From the perspective of capabilities, there are two overall ideas in the market now: the first is to start from easier places such as Southeast Asia and Africa; the other approach is to attack the most difficult European and American markets first.

These are two completely different overseas routes, depending on whether to build a potential brand or a performance brand.

For Chinese brands, the goal is to find places where the Chinese business model can be replicated most quickly, such as Southeast Asia and the Middle East. In terms of potential, the goal is to find places where long-term advantages can be maximized, although this is a difficult task.

Different concepts determine completely different ways to break into the market. From the perspective of brand upgrading, kinetic energy brands will pay more attention to the overseas expansion of brand value propositions.

postscript

Today, when various new consumption concepts emerge one after another, we still need to pay attention to the power of brands.

A brand is a spirit and also a barrier. It is the long-term moat of an enterprise and the enduring value core that truly determines the long-term success of a business after all short-term traffic tools have been exhausted.

In the early stages of a startup, hitting on a hit product is like holding a lottery ticket to growth. However, only after a company has truly figured out its brand core and strategy can the product become a carrier of the brand concept and then impress a wider audience.

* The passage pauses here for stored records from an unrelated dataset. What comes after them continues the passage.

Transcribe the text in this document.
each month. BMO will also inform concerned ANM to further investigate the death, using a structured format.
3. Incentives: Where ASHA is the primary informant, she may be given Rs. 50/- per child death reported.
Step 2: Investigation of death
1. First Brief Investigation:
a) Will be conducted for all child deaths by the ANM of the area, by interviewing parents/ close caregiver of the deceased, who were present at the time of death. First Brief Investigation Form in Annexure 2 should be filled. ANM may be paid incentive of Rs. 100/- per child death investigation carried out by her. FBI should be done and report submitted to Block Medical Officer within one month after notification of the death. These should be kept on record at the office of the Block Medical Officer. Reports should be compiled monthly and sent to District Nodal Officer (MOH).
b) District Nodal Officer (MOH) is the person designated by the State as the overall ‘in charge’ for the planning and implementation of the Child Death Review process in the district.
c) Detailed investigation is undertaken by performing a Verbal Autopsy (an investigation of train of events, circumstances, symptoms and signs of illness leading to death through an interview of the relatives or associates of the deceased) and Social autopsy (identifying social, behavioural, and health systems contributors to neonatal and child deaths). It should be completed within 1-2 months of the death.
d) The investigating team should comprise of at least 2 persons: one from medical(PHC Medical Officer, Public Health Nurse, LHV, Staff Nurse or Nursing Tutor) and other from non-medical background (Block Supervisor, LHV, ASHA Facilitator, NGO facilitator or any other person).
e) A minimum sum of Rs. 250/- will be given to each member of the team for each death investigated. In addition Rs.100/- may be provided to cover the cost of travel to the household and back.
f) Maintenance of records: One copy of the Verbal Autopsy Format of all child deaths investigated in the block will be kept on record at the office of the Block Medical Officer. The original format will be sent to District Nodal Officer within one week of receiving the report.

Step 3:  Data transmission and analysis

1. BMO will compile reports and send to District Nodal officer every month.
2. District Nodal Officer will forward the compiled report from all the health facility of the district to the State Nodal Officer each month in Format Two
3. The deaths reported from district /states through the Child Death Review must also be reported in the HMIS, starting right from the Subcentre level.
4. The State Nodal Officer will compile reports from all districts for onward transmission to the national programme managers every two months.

In the process of continuously developing products based on the same concept, the brand itself is constantly shaped and spread.

When today’s consumers buy products (remember, they definitely don’t lack anything), they rarely do so out of pure material needs. Instead, they buy more out of a “Me in the “We” mentality—consumption is for the purpose of expressing one’s own subjectivity and finding a sense of belonging to a certain circle.

What brings consumers a sense of identity and belonging is the differentiated products, services, concepts or experiences that a brand can provide.

In the era of consumer sovereignty, there are too many brands and products for people to choose from, the threshold for replicating popular products is getting lower and lower, and the time consumers spend on a certain product is getting shorter and shorter. Therefore, brand power beyond the product is becoming more and more important.

We hope that Chinese companies will have a large number of emerging brands, brands that can survive cycles, and brands that will remain evergreen.